There is a special brand of terror experienced by parents when their children might be in harm's way. Yesterday I felt it.
I've been having some medical issues since Miss P was born, and I finally decided yesterday that it might be worth a trip to the ER to get some things checked out (I'm fine--just have to have some follow-up appointments). In order to do so, we took the girl out to visit with her Grandma and Papa at their house.
From the time we left her at the Farm and I got taken back to a room in the ER, Norman came under a tornado warning. We were moved from the room they originally put us in to a more interior room. We got to hear announcements for a Code Black. We watched the storm chasers on TV work their way from west to east across Norman. The storm moved past us without dropping a tornado on Norman proper. After that, we watched as the storm moved east, thinking it would head north of the Farm.
But it kept going east. With the meteorologists saying it was going to drop a tornado any moment. Headed straight for the lake. Headed straight for our family.
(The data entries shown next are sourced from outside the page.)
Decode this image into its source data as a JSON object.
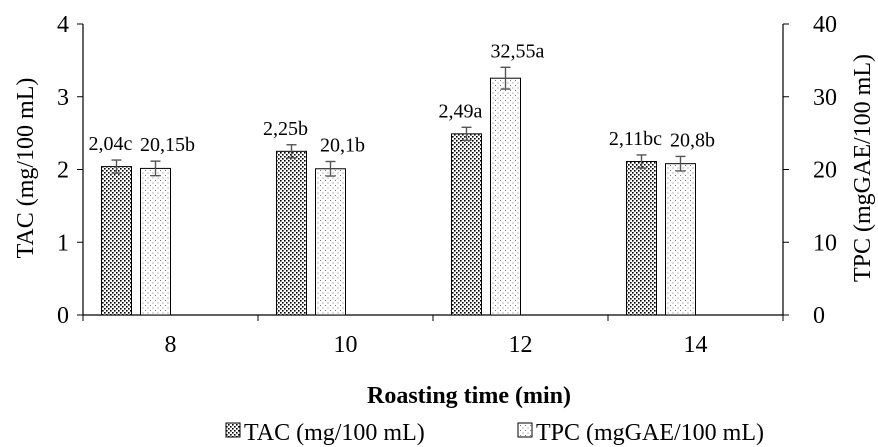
{
  "chart_data": {
    "type": "bar",
    "categories": [
      "8",
      "10",
      "12",
      "14"
    ],
    "xlabel": "Roasting time (min)",
    "ylabel_left": "TAC (mg/100 mL)",
    "ylabel_right": "TPC (mgGAE/100 mL)",
    "ylim_left": [
      0,
      4
    ],
    "ylim_right": [
      0,
      40
    ],
    "yticks_left": [
      "0",
      "1",
      "2",
      "3",
      "4"
    ],
    "yticks_right": [
      "0",
      "10",
      "20",
      "30",
      "40"
    ],
    "grid": false,
    "legend_position": "bottom",
    "series": [
      {
        "name": "TAC (mg/100 mL)",
        "axis": "left",
        "pattern": "dense-dots",
        "values": [
          2.04,
          2.25,
          2.49,
          2.11
        ],
        "errors": [
          0.09,
          0.09,
          0.09,
          0.09
        ],
        "labels": [
          "2,04c",
          "2,25b",
          "2,49a",
          "2,11bc"
        ]
      },
      {
        "name": "TPC (mgGAE/100 mL)",
        "axis": "right",
        "pattern": "light-dots",
        "values": [
          20.15,
          20.1,
          32.55,
          20.8
        ],
        "errors": [
          1.0,
          1.0,
          1.5,
          1.0
        ],
        "labels": [
          "20,15b",
          "20,1b",
          "32,55a",
          "20,8b"
        ]
      }
    ]
  }
}
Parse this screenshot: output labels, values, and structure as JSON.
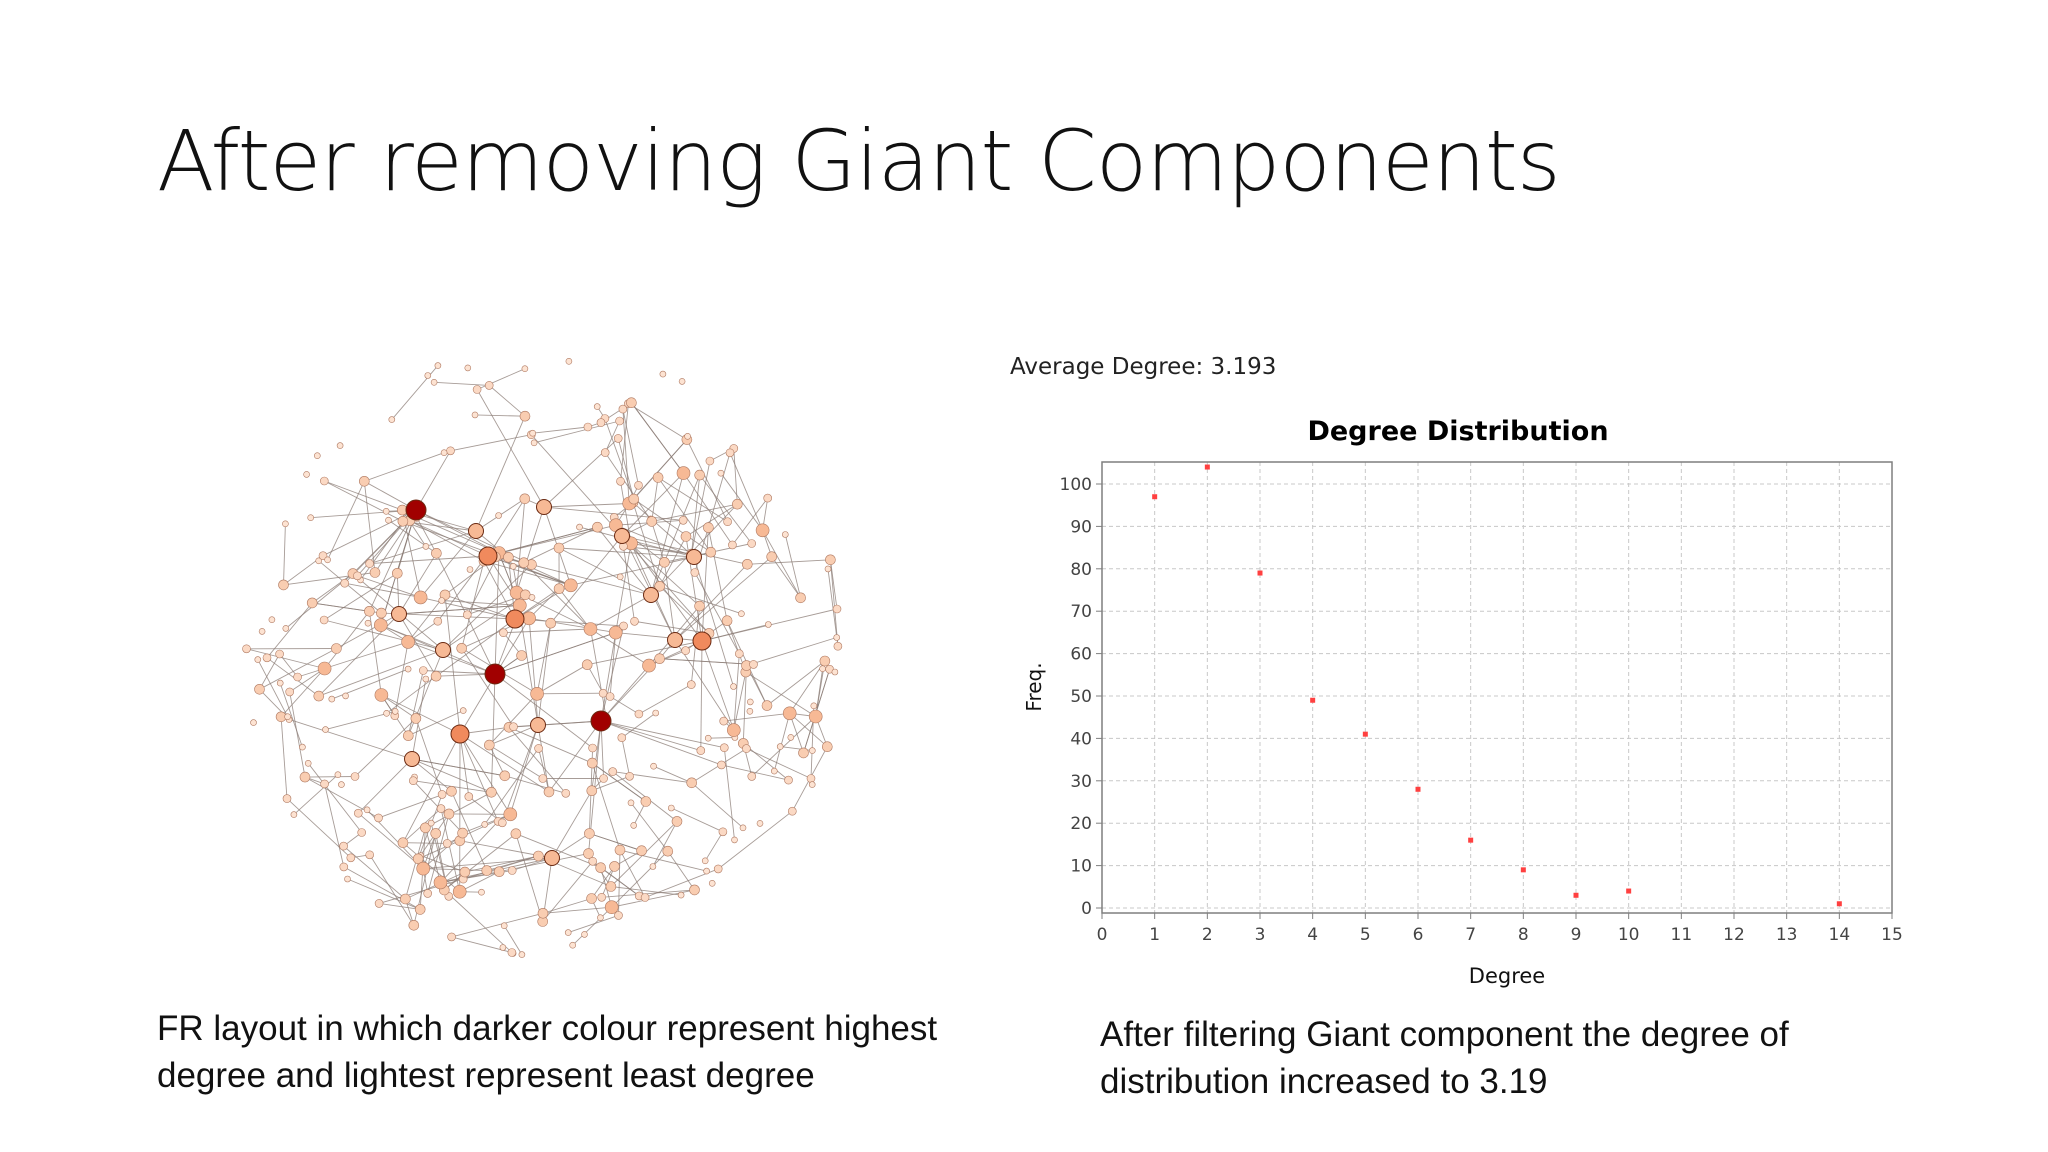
{
  "slide": {
    "title": "After removing Giant Components",
    "left_caption": "FR layout in which darker colour represent highest degree and lightest represent least degree",
    "right_caption": "After filtering Giant component the degree of distribution increased to 3.19",
    "average_degree": "Average Degree: 3.193"
  },
  "colors": {
    "node_lightest": "#fde3d2",
    "node_light": "#f7b995",
    "node_mid": "#f08a5d",
    "node_darkest": "#a10000",
    "edge": "#8a7b74",
    "point": "#ff4040",
    "grid": "#c8c8c8"
  },
  "chart_data": {
    "type": "scatter",
    "title": "Degree Distribution",
    "xlabel": "Degree",
    "ylabel": "Freq.",
    "xlim": [
      0,
      15
    ],
    "ylim": [
      0,
      100
    ],
    "xticks": [
      0,
      1,
      2,
      3,
      4,
      5,
      6,
      7,
      8,
      9,
      10,
      11,
      12,
      13,
      14,
      15
    ],
    "yticks": [
      0,
      10,
      20,
      30,
      40,
      50,
      60,
      70,
      80,
      90,
      100
    ],
    "grid": true,
    "points": [
      {
        "x": 1,
        "y": 97
      },
      {
        "x": 2,
        "y": 104
      },
      {
        "x": 3,
        "y": 79
      },
      {
        "x": 4,
        "y": 49
      },
      {
        "x": 5,
        "y": 41
      },
      {
        "x": 6,
        "y": 28
      },
      {
        "x": 7,
        "y": 16
      },
      {
        "x": 8,
        "y": 9
      },
      {
        "x": 9,
        "y": 3
      },
      {
        "x": 10,
        "y": 4
      },
      {
        "x": 14,
        "y": 1
      }
    ]
  }
}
I began a slow, steady panic.
We had taken her out to the Farm because I needed something. If anything happened to her, I felt like it would be my fault. I didn't keep her safe. Not to mention the fear for the rest of our family.
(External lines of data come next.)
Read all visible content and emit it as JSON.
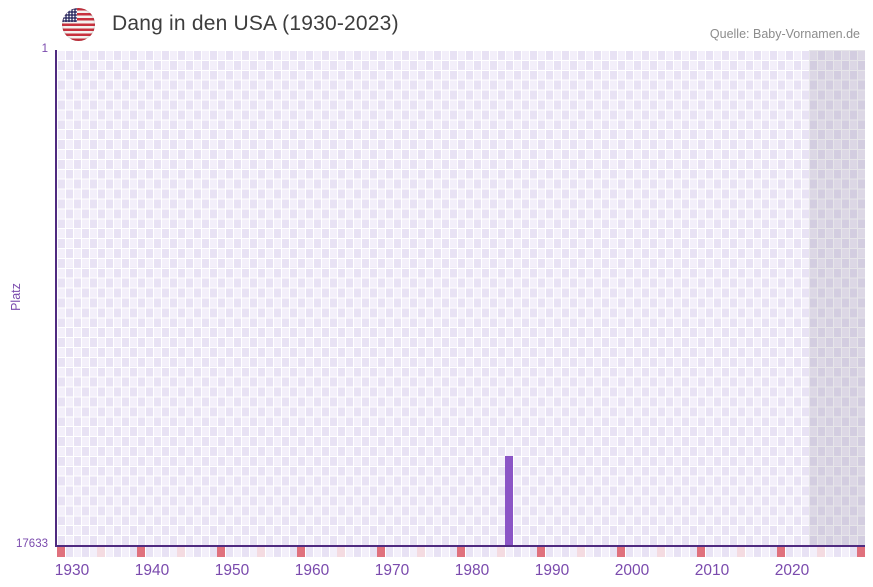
{
  "header": {
    "title": "Dang in den USA (1930-2023)",
    "source": "Quelle: Baby-Vornamen.de"
  },
  "y_axis": {
    "title": "Platz",
    "top_tick": "1",
    "bottom_tick": "17633"
  },
  "chart_data": {
    "type": "bar",
    "title": "Dang in den USA (1930-2023)",
    "xlabel": "",
    "ylabel": "Platz",
    "x_start_year": 1929,
    "x_end_year": 2029,
    "x_tick_labels": [
      "1930",
      "1940",
      "1950",
      "1960",
      "1970",
      "1980",
      "1990",
      "2000",
      "2010",
      "2020"
    ],
    "major_tick_interval": 10,
    "minor_tick_interval": 5,
    "y_min": 1,
    "y_max": 17633,
    "y_axis_inverted": true,
    "points": [
      {
        "year": 1985,
        "rank": 14460
      }
    ],
    "future_region_start_year": 2023,
    "grid": "checkerboard",
    "legend_position": "none"
  },
  "colors": {
    "bar": "#8b55c6",
    "axis_line": "#4f2a80",
    "axis_text": "#7a4aad",
    "major_tick": "#e0717d",
    "minor_tick": "#f4dbe1",
    "grid_cell_dark": "#e8e2f4",
    "grid_cell_light": "#f3effa",
    "future_overlay": "rgba(106,99,124,0.17)",
    "title_text": "#3d3d3d",
    "source_text": "#8c8c8c",
    "flag_red": "#c8313e",
    "flag_blue": "#3c3b6e"
  }
}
As Mike Morgan kept saying that a tornado was right on top of them, I got taken back for a CT scan. Alec kept trying in vain to call out and check on them, but the calls wouldn't go through. The cell towers were either overloaded or down. When I came back, he still hadn't heard from them. We began calling other people who might have heard from them. Nothing.
Finally, we got word that they were fine. Lots of downed trees, some blocking their long driveway. But everyone was safe.
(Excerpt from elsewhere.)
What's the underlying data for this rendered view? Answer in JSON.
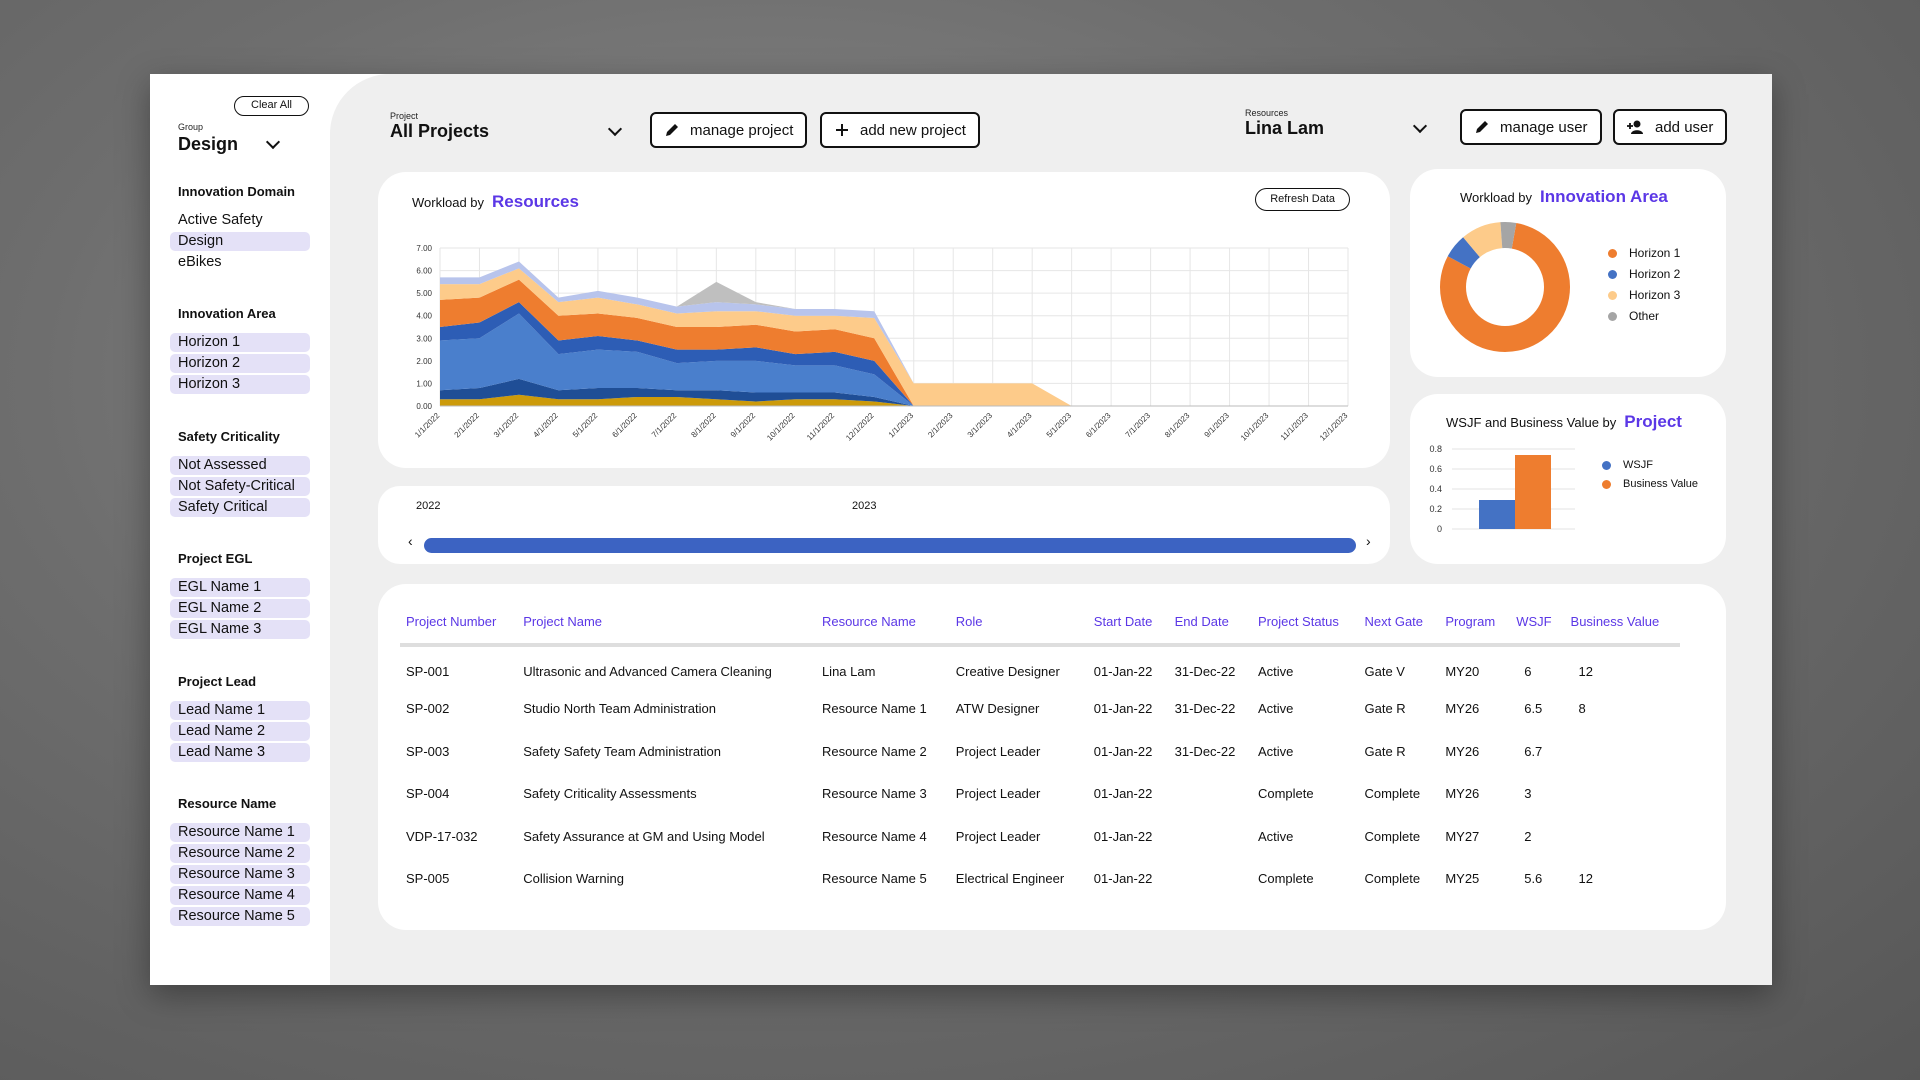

We wrapped up at the ER and headed out to get our girl and help clean up. After stopping to pick up some food for everyone and changing from flip-flops to real shoes, we began the drive out to the Farm. On the route we took, everything looked normal. Until we were right at the driveway.
The storm's path was about 100 yards north of the house. I cried.
The closest houses around had some pretty good damage. They were still standing, but would need a lot of work. Trees were down everywhere, including one old-growth tree that was uprooted and laying across the road. The driveway to their house was completely blocked. The clean-up process had already begun, with chainsaws, tractors, and a bulldozer. Thank goodness for country living and access to such equipment!
Grandma, Cousin M, and Miss P rode the storm out in Grandma's closet. Their house was fine, but had no power or water, as the well relies on electricity to run. Miss P was being fed out on the porch when we walked up. I finished feeding her and then didn't put her down for about two hours.
I have no doubt that God took care of my family yesterday. The storm damage around them was not catastrophic. Help arrived quickly to move the debris. And everyone was safe.
Any weird feelings I had about being a mother are completely gone. It's not weird anymore. It's life. It is who I am. It's going to be a wild ride.